Summary and Contributions: This work provides a thorough and clear summary of lower and upper bounds in three related problems in imitation learning over finite MDPs with bounded rewards: no-interaction (which is classical), active (which is similar to that in DAgger [RGB11]), and known transition (a novel setting). Though some results are similar to prior works ([RB10]), or perhaps not very surprising for some, the thoroughness is remarkable. The specific novel contributions include: 1. Making clear that without further assumptions (like that in DAgger), the lower bound of active setting matches the upper bound of behavior cloning in the no-interaction setting, which are both O(H^2). 2. Pointing out that the reduction to supervised learning approach has limitations when the expert policy is stochastic (in the form of a dependency on A and a slow statistical convergence of √N). 3. Proposing the known transition setting and an algorithm MIMIC-MD (not based on reduction) which has an expected error of O(H^(3/2)).

Strengths: 1. Answer many basic questions regarding the relations of two popular settings in IL (See Summary1). 2. Propose a new setting (known transition) that captures intuition about the learner’s ability of correcting mistakes. Moreover, a near-optimal algorithm is proposed. 3. The writing of the main article body is easy to follow with substantive intuitions.

Weaknesses: 1. A discussion of the computational complexity of MIMIC-MD would be a nice addition.
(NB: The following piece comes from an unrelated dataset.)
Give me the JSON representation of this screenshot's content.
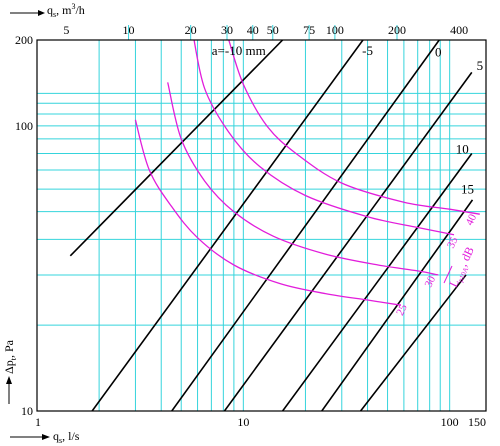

What is it? Is there a nice procedure for the optimization problem (8)?

Correctness: The article is theoretical and the results seem correct upon high-level checks.

Clarity: The presentation is excellent. I enjoyed reading the article and its supplement.

Relation to Prior Work: The rigor and clarity of this work contrasts favorably to other works in this domain in my opinion. 1. [RB10] contains in its supplement a lower bound example for the no-interaction setting which yields O(H^2). How would you compare your lower bound example (Fig 1(a)) with theirs? In particular, does the example of [RB10] undermines your claim on L84?

Reproducibility: Yes

Additional Feedback: 1. Could you comment on the obtained lower/upper bounds of the known transition setting? Do you think either the example is weak or the analysis of MIMIC-MD is loose? It may help to provide some numerical results. 2. (Minor) (54) in Appendix B.1.1 should be an equality, right? And the constant in (55) can be made 1/e (which is smaller than 4/9 and nicer), c.f., (135). Several results seem to depend essentially on Lemma 1. Perhaps it is worth mentioning in the main text? 3. (Minor) L565 typo. T^\pi_{t, s}(i) —> T^*_{t, s}(i). 4. Inhomogeneous (or episodic) MDPs are common in IL literature but their results often lack finer instance-dependency on the Markov structure unlike RL results on homogenous MDPs (where transitions are time-invariant). Given that your lower bound examples are homogeneous MDPs, could you comment on whether some results would be different under homogeneous MDPs (if space permits). ## Post-rebuttal Thank you for replying and commenting. I slightly lowered my score (9 -> 8) to reflect the new information on the computational inefficiency of MIMIC-MD which also explains the absence of numerical confirmation. I will suggest making this fact explicit in any future version as "algorithm" without further qualifications is usually understood as computationally efficient. As R1 has touched on, a discussion/illustration on recovery (under a good mimic policy according to (8)) may provide readers insights to a computationally efficient approximation (for future studies).